The Purchase Price for the Seller's
Business Agreements, Seller's Equipment
and the items specified as conditions
precedent to closing in Section 5 shall
be comprised of two elements: (a) the Cash
Payment and (b) the Stock Payment.
"Cash Payment" shall mean the sum of Fifty
Thousand Dollars ($50,000).
"Stock Payment" shall mean that number of
newly issued shares of restricted
common stock of DLGI having an agreed value
of Fifty Thousand Dollars
($50,000) on a date within 10 business days
of the Closing.
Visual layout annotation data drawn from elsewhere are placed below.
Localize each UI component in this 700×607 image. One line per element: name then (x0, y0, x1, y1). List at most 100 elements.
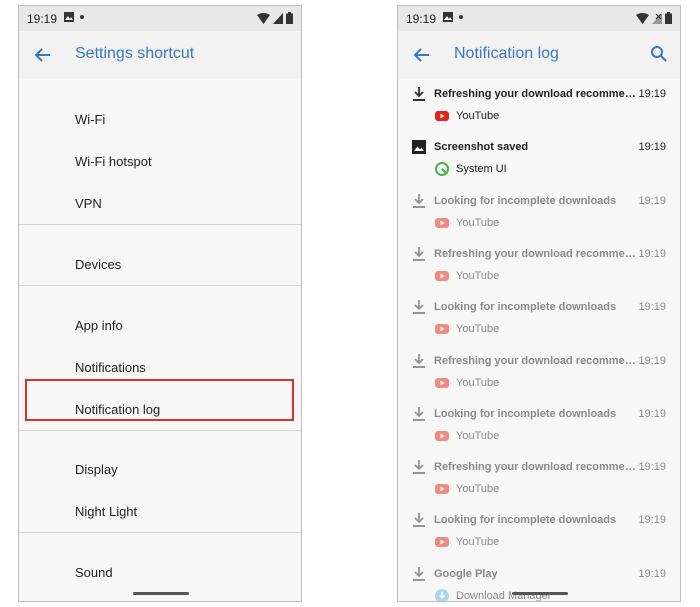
notification-log-screen: 19:19 Notification log Refreshing your d… (397, 5, 681, 602)
setting-item-label: Display (75, 462, 118, 477)
download-manager-icon (435, 588, 449, 601)
divider (19, 532, 301, 533)
image-icon (411, 139, 427, 155)
setting-item-devices[interactable]: Devices (19, 245, 301, 285)
notification-title: Looking for incomplete downloads (434, 514, 617, 527)
setting-item-wifi-hotspot[interactable]: Wi-Fi hotspot (19, 142, 301, 182)
nav-gesture-pill[interactable] (512, 592, 568, 595)
notification-title: Refreshing your download recommenda... (434, 354, 639, 367)
divider (19, 285, 301, 286)
battery-icon (665, 12, 672, 24)
notification-title: Refreshing your download recommenda... (434, 461, 639, 474)
youtube-icon (435, 429, 449, 443)
wifi-icon (636, 12, 649, 24)
notification-entry[interactable]: Screenshot saved 19:19 System UI (398, 135, 680, 188)
notification-title: Refreshing your download recommenda... (434, 88, 639, 100)
setting-item-label: Sound (75, 565, 113, 580)
notification-entry[interactable]: Looking for incomplete downloads 19:19 You… (398, 402, 680, 455)
battery-icon (286, 12, 293, 24)
notification-time: 19:19 (638, 461, 666, 474)
notification-app-name: YouTube (456, 110, 500, 122)
status-bar: 19:19 (19, 6, 301, 31)
notification-app-name: YouTube (456, 216, 500, 229)
setting-item-sound[interactable]: Sound (19, 553, 301, 593)
notification-time: 19:19 (638, 247, 666, 260)
settings-list: Wi-Fi Wi-Fi hotspot VPN Devices App info… (19, 79, 301, 601)
signal-off-icon (652, 12, 662, 24)
download-icon (411, 406, 427, 422)
setting-item-display[interactable]: Display (19, 450, 301, 490)
notification-app-name: YouTube (456, 536, 500, 549)
notification-entry[interactable]: Refreshing your download recommenda... 19… (398, 349, 680, 402)
youtube-icon (435, 216, 449, 230)
nav-gesture-pill[interactable] (133, 592, 189, 595)
notification-app-name: YouTube (456, 269, 500, 282)
system-ui-icon (435, 162, 449, 177)
notification-time: 19:19 (638, 407, 666, 420)
setting-item-night-light[interactable]: Night Light (19, 492, 301, 532)
notification-title: Looking for incomplete downloads (434, 407, 617, 420)
download-icon (411, 353, 427, 369)
youtube-icon (435, 109, 449, 123)
youtube-icon (435, 482, 449, 496)
notification-entry[interactable]: Google Play 19:19 Download Manager (398, 562, 680, 601)
setting-item-vpn[interactable]: VPN (19, 184, 301, 224)
notification-app-name: YouTube (456, 483, 500, 496)
notification-entry[interactable]: Refreshing your download recommenda... 19… (398, 82, 680, 135)
setting-item-app-info[interactable]: App info (19, 306, 301, 346)
notification-entry[interactable]: Looking for incomplete downloads 19:19 You… (398, 508, 680, 561)
notification-time: 19:19 (638, 354, 666, 367)
setting-item-label: App info (75, 318, 123, 333)
notification-title: Looking for incomplete downloads (434, 194, 617, 207)
notification-title: Looking for incomplete downloads (434, 301, 617, 314)
settings-shortcut-screen: 19:19 Settings shortcut Wi-Fi Wi-Fi hots… (18, 5, 302, 602)
notification-time: 19:19 (638, 141, 666, 154)
search-icon[interactable] (650, 45, 668, 63)
notification-time: 19:19 (638, 88, 666, 100)
setting-item-label: Devices (75, 257, 122, 272)
notification-title: Refreshing your download recommenda... (434, 247, 639, 260)
download-icon (411, 86, 427, 102)
download-icon (411, 459, 427, 475)
youtube-icon (435, 376, 449, 390)
divider (19, 224, 301, 225)
back-arrow-icon[interactable] (33, 45, 53, 65)
dot-icon (459, 15, 463, 19)
notification-entry[interactable]: Refreshing your download recommenda... 19… (398, 455, 680, 508)
notification-entry[interactable]: Refreshing your download recommenda... 19… (398, 242, 680, 295)
notification-time: 19:19 (638, 514, 666, 527)
setting-item-label: Notifications (75, 360, 146, 375)
youtube-icon (435, 535, 449, 549)
setting-item-label: Wi-Fi (75, 112, 106, 127)
setting-item-label: Wi-Fi hotspot (75, 154, 152, 169)
notification-app-name: System UI (456, 163, 507, 176)
download-icon (411, 193, 427, 209)
image-icon (443, 12, 453, 22)
divider (19, 430, 301, 431)
notification-time: 19:19 (638, 194, 666, 207)
notification-title: Google Play (434, 567, 498, 580)
status-time: 19:19 (27, 12, 58, 26)
image-icon (64, 12, 74, 22)
notification-title: Screenshot saved (434, 141, 529, 154)
setting-item-wifi[interactable]: Wi-Fi (19, 100, 301, 140)
highlight-box (25, 379, 294, 421)
back-arrow-icon[interactable] (412, 45, 432, 65)
notification-log-list: Refreshing your download recommenda... 19… (398, 79, 680, 601)
setting-item-label: VPN (75, 196, 102, 211)
page-title: Settings shortcut (75, 45, 195, 62)
notification-app-name: YouTube (456, 429, 500, 442)
signal-icon (273, 12, 283, 24)
notification-entry[interactable]: Looking for incomplete downloads 19:19 You… (398, 189, 680, 242)
download-icon (411, 512, 427, 528)
app-bar: Settings shortcut (19, 31, 301, 79)
youtube-icon (435, 322, 449, 336)
wifi-icon (257, 12, 270, 24)
status-bar: 19:19 (398, 6, 680, 31)
notification-time: 19:19 (638, 301, 666, 314)
setting-item-label: Night Light (75, 504, 138, 519)
youtube-icon (435, 269, 449, 283)
notification-time: 19:19 (638, 567, 666, 580)
dot-icon (80, 15, 84, 19)
notification-entry[interactable]: Looking for incomplete downloads 19:19 You… (398, 295, 680, 348)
For
the purpose
of this section "agreed value" will be
determined by the average closing price
of DLGI common stock as reported by the
National Quotation Bureau on a date
within 10 business days of the Closing
times the number of shares issued.
Seller understands that the Stock Payment
shares will contain a Rule 144
legend and that subsequent transfer or sale
of the shares is limited by
applicable securities laws. Seller (i.e. the "Investor")
agrees that this
agreement involves the purchase and sale of
securities.
Accordingly, Investor
represents that (1) the securities which
are being acquired, are being
acquired for the Investor's own account and
for investment and not with a view
to the public resale or distribution
thereof; (2) the Investor will not sell,
transfer or otherwise dispose of the
securities except in compliance with the
Securities Act of 1933, as amended (the
"Act"), and are being transferred in
reliance on exemptions, including but not
limited to Section 4 of the Act; (3)
each Investor acknowledges that each
Investor has been furnished with
disclosure documents that the Investor
feels necessary to make an economic
decision to acquire the securities; (4)
Investor further acknowledges that
Investor has had an opportunity to ask
questions of and receive answers from
duly designated representatives concerning
the terms and conditions pursuant
to which the securities are being purchased
and Investor has been afforded an
opportunity to independently examine such
documents and other information for
the purpose of verifying the financial
condition of DLGI; (5) Investor is
fully aware of the applicable limitations
on the resale of the securities; (6)
by reason of Investor's knowledge and
experience in financial and business
matters in general, and investments in
particular, Investor is capable of
evaluating the merits and bearing the
economic risks of an investment in the
securities and fully understands the
speculative nature of the securities and
the possibility of such loss; and (7) the
present financial condition of
Investor is such that it is under no
present or contemplated future need to
dispose of any portion of the securities to
satisfy an existing or
contemplated undertaking, need or
indebtedness.
The Purchase Price shall be allocated in a
manner consistent with generally
accepted accounting principles applied on a
consistent basis.
Seller and
Purchaser each agree to report the federal,
state and local income and other
tax consequences of the transactions in a
manner consistent with such
allocation.
The Cash Payment shall be earned and
delivered to Seller at Closing.
The Stock Payment shall be earned and
delivered to Seller upon the transfer
and assignment of Seller's Business
Agreements to Purchaser. Seller
understands and agrees that the approval of
third parties, including the State
of New Mexico, is required to complete the
transfer and assignment and/or
cause these parties to enter similar
contracts with Purchaser before the Stock
Payment will be earned and delivered.
CLOSING
A closing (the "Closing") to effect the
purchase and sale shall be held at the
offices of Purchaser or by exchange of
facsimile signature pages on February
24, 2005, or such other date as may be
mutually agreed upon by the parties.